Functional analysis of mutant BCD by transgene-dependent expression in bcd mutant embryos. (a) Schematic representation of the BCD-deletion mutants (cf. Fig. 1c, wild-type BCD). (b–d) Wild-type embryos are characterized by translational repression of cad mRNA (absence of anti-CAD antibody staining (green) in the anterior region of preblastoderm embryos (b; Dubnau and Struhl 1996; Rivera-Pomar et al. 1996), by activation of zygotic hb transcription as revealed by whole mount in situ hybridization with an hb cDNA probe (c; Klingler and Gergen 1993; reviewed in Martinez Arias 1993), and by the wild-type cuticle pattern (d). (e–g) Embryos derived from homozygous bcd^E1 mutant females fail to repress cad mRNA translation (e), lack the anterior hb expression domain (which is replaced by a duplication of the posterior, BCD-independent hb expression domain; f), and show a bcd mutant cuticle phenotype (g; Frohnhöfer and Nüsslein-Volhard 1986). (h–j) Transgene-derived BCD^1–489 expression restores all aspects of the bcd mutant phenotype including translational repression of cad mRNA (h), anterior hb expression (i), and the larval cuticle phenotype (j). (k–m) cad mRNA translation is not repressed in response to transgene-derived BCD^77–202 (k) or BCD^89–202 (data not shown). In both cases, the transgene-expressed BCD deletion mutants also fail to restore anterior hb expression (l) and develop a bcd mutant cuticle phenotype (m) because of the absence of the C-terminal transactivation domains (Sauer et al. 1995; Schaeffer et al. 1999).

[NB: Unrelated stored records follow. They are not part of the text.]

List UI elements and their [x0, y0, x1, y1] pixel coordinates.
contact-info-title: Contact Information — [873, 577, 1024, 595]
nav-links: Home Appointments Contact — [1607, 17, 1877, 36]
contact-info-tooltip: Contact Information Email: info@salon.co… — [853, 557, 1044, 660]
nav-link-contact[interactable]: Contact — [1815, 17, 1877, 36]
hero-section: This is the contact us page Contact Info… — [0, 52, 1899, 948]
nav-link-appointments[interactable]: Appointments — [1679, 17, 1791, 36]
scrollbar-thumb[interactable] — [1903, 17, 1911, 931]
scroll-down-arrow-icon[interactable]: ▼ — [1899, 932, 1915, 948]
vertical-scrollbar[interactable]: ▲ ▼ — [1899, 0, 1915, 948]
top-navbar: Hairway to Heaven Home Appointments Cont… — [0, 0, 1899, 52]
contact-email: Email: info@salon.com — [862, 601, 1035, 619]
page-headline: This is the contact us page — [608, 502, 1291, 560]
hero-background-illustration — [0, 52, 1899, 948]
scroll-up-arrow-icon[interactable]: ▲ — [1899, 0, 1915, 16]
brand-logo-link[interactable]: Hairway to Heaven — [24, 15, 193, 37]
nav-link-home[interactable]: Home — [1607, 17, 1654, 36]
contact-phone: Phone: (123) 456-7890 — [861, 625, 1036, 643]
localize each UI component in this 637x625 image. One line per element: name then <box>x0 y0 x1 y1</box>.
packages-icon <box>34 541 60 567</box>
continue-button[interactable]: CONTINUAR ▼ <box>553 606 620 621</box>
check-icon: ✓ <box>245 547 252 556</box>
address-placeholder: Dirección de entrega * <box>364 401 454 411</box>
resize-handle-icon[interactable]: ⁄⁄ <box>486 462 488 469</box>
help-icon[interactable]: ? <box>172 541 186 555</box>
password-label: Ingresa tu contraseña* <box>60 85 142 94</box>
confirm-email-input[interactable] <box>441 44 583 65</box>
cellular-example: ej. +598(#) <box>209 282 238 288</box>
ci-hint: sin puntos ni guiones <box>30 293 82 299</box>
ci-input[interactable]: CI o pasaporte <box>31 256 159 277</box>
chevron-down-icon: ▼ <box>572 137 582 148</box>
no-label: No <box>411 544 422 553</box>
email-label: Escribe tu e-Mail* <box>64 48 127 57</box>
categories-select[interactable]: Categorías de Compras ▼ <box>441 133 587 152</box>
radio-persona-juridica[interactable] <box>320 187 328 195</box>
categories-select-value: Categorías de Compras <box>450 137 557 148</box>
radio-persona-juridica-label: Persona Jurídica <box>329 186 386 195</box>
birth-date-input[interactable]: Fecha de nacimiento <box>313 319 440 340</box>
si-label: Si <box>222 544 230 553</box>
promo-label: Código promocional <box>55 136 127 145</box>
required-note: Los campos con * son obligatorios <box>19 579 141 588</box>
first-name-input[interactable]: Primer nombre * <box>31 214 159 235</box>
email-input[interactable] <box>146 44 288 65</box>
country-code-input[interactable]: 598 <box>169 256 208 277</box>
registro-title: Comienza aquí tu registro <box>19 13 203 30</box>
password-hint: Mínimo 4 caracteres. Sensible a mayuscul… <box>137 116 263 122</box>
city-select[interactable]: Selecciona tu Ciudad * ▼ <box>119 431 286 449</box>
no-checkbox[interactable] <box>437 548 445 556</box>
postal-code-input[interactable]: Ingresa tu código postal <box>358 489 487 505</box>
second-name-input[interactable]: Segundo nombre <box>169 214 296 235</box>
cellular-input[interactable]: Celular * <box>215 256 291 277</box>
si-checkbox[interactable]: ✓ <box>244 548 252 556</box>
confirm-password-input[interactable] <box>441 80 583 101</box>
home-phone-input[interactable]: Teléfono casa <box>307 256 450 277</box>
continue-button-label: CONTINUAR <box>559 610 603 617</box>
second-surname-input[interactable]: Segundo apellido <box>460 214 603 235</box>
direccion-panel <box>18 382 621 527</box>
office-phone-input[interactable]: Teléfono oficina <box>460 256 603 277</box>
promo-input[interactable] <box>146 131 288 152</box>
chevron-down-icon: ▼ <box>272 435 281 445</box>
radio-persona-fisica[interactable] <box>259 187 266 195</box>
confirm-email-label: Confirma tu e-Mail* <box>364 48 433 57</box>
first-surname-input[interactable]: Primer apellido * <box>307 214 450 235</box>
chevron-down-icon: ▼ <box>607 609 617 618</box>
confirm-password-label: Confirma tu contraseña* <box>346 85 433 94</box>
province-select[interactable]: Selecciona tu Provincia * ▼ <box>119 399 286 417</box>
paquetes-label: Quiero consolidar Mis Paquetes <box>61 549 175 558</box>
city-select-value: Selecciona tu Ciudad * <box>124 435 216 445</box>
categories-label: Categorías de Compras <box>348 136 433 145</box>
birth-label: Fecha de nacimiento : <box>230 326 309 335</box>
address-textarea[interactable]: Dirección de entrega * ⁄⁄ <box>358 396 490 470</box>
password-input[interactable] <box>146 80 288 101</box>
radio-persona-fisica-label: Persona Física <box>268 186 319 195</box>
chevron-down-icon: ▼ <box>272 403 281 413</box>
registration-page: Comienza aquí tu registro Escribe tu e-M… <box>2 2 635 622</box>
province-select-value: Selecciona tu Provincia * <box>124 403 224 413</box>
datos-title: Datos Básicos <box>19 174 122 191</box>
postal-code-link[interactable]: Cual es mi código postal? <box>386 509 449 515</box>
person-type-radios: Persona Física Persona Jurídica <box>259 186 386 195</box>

Orientation of embryos is anterior left and dorsal up.

Figure 3

Translational repression of cad mRNA, transcriptional activation of anterior hb expression, and rescue of segmentation defects in response to transgene-expressed BCD replacement mutants. (a) Schematic representation of the BCD replacement mutants BCD^1–202AR and BCD^1–489AR in which the YIRPYL motif is changed into AIRPYR (green box; for other details, see Fig. 1c). (b,d,f) Embryos from homozygous bcd^E1 females expressing transgene-derived BCD^1–202AR fail to repress cad mRNA translation (b) or to activate anterior hb expression (d), and develop a bcd mutant cuticle phenotype (f). (c,e,g) Embryos from homozygous bcd^E1 females expressing transgene-derived BCD^1–489AR fail to repress cad mRNA translation (c) but activate anterior hb expression (e) and develop the normal head and thoracic pattern elements (g). For further details, see text.

Figure 4

Different modes of cap-dependent translational repression by interference with the assembly of the eIF4E ∷ eIF4G interaction complex. (a) Binding of BP to eIF4E blocks eIF4G-binding and modulates translation efficiency of 5′-capped mRNAs in an insulin signaling-dependent manner (for review, see Raught et al. 2000; Sachs and Varani 2000). (b) Translational repression of mRNAs, which anchor CPEB through a CP element in their 3′-UTR. CPEB is able to associate with Maskin, which successively blocks the eIF4E ∷ eIF4G interaction by binding to eIF4E (for review, see Richter 2000; Richter and Theurkauf 2001). (c) BCD uses a similar strategy of repression by combining the binding properties of both CPEB and Maskin. BCD binds directly to the BRE in the 3′-UTR and blocks the eIF4E ∷ eIF4G interaction at the 5′-end. In each case (a–c), the eIF4E interaction involves the YxxxxL motif of the translational repressors.